The little walled village of Gargonza is perched atop a hill overlooking Valdichiana (Chiana valley) between Arezzo and Siena in the municipality of Monte San Savino only 11 kilometers off the highway A1 exit "Monte San Savino".
The Castle of Gargonza is a magnificent archetype of a fortified Tuscan agricultural hamlet, with its tower/keep, considerable remaining walls, 13th century gate, 14th century Roman Church complete with bell tower and mullioned windows, and narrow alleys lined with medieval houses. Crowning a hilltop above the Chiana Valley, it is one of the most well-preserved fortified complexes in the entire Aretine (Arezzo) territory.
Under Aretinian rule as fief of the Ubertini counts, in the Middle Ages, the castle was often the object of dispute between the Guelphs and Ghibellines, like most of the small fortress in the zone, due to its important strategic position between the Chiana Valley and Sienese territory. Perhaps the most noteworthy event in the castle's long history was playing host to great poet Dante Alighieri, who part of the White Guelph faction, in 1304. He participated in the conference between the Aretines and the Ghibellines who had escaped from Florence.
Gargonza was attacked by the Florentine army in 1307, but avoided defeat thanks to the spreading of false news rumoring the imminent arrival of Cardinal Orsini's army in Florence. In 1381, the castle was sold to the Sienese Republic. However, just four years later, it was reoccupied by the Florentines.

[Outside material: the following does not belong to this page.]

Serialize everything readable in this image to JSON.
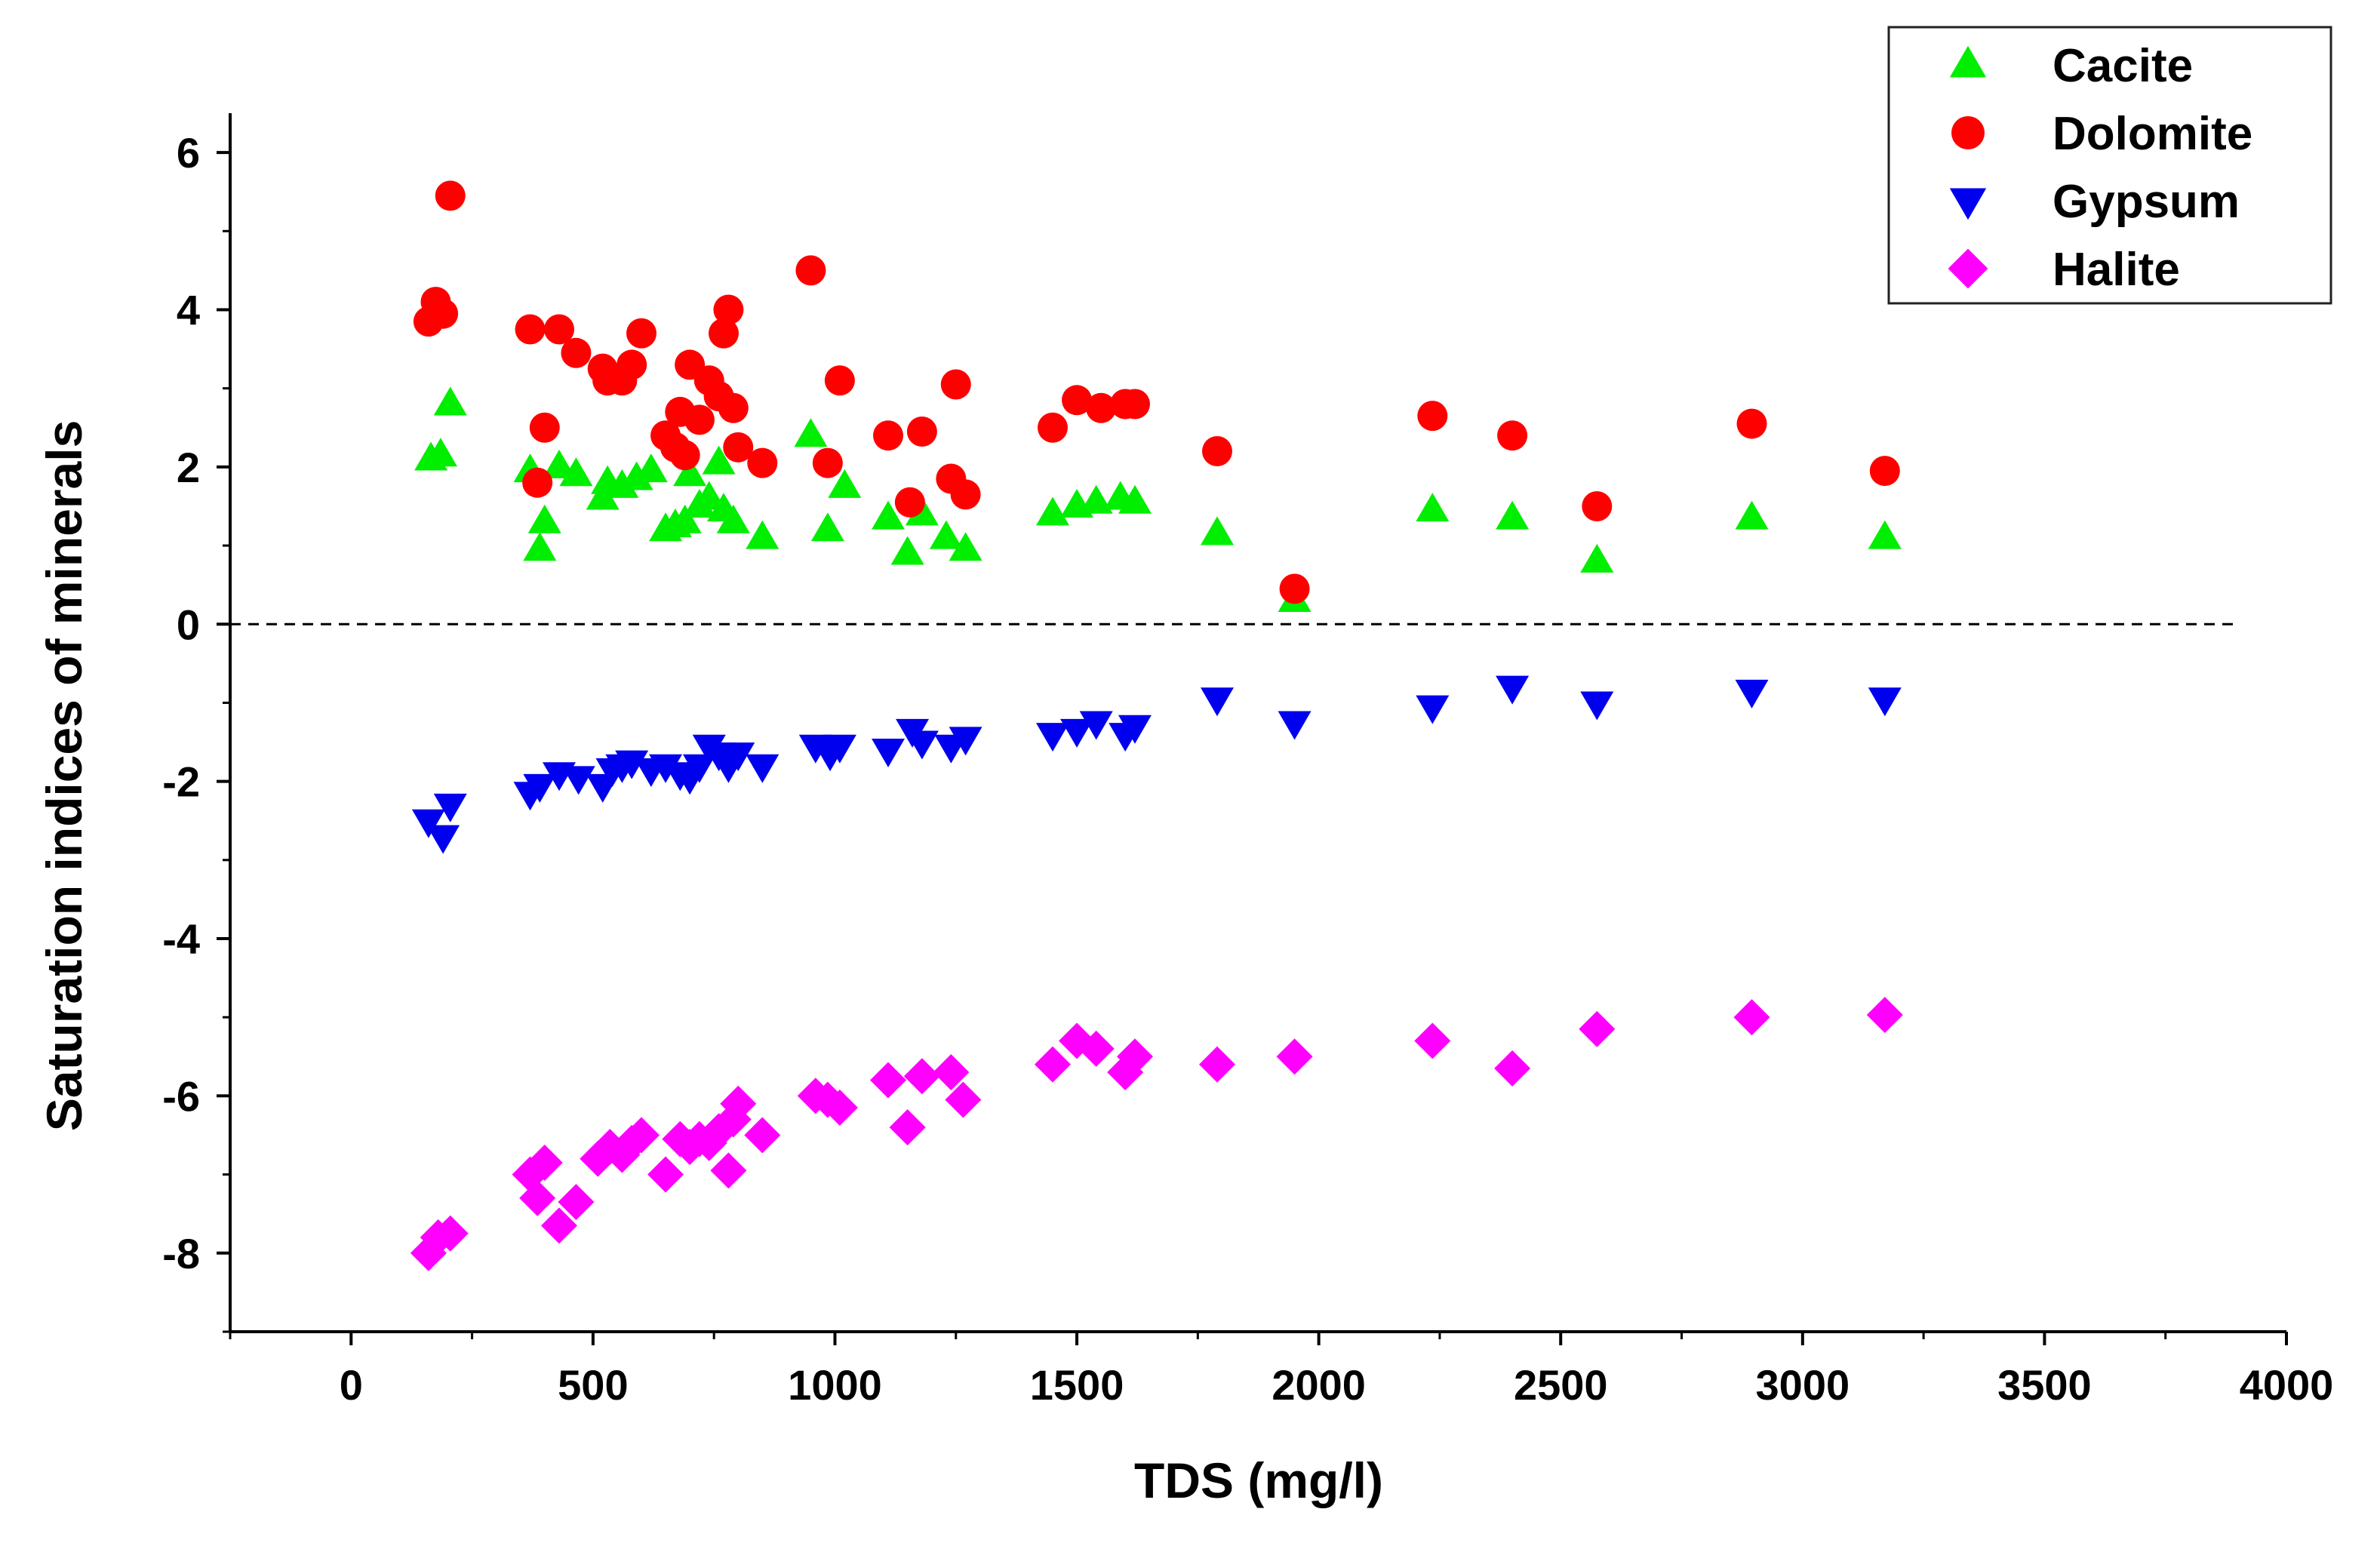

Village inhabitants were not at all happy under Florentine rule, which led to a revolt in 1433. The armed reaction of the Florentine army leveled the suburb to the ground. Only the keep was left standing, the tower that still looms over the inhabited remains today.
In 1546, the castle fell under the Lotteringhi della Stufa family's control. At the end of the 16th century, the marquises Corsi, ancestors of the actual owners, gained control and transformed Gargonza into an agricultural estate. In the 18th century, the Grand Duchy's political reclamation of the Chiana Valley was also extended to the ground's hilly areas. It is interesting to observe that the present territory has maintained the imprint of this important intervention.
The agricultural period ended immediately after WWII, with the termination of sharecropping, causing a general exodus outside the country. Gargonza remained nearly uninhabited and in decline. In the 1970's, the count Roberto Guicciardini Corsi Salviati carried out conservative restoration work, aiming to maintain the genuine architectural values of the ancient medieval suburb. Today, Gargonza is an important country holiday estate and belongs to the Abitare la Storia association.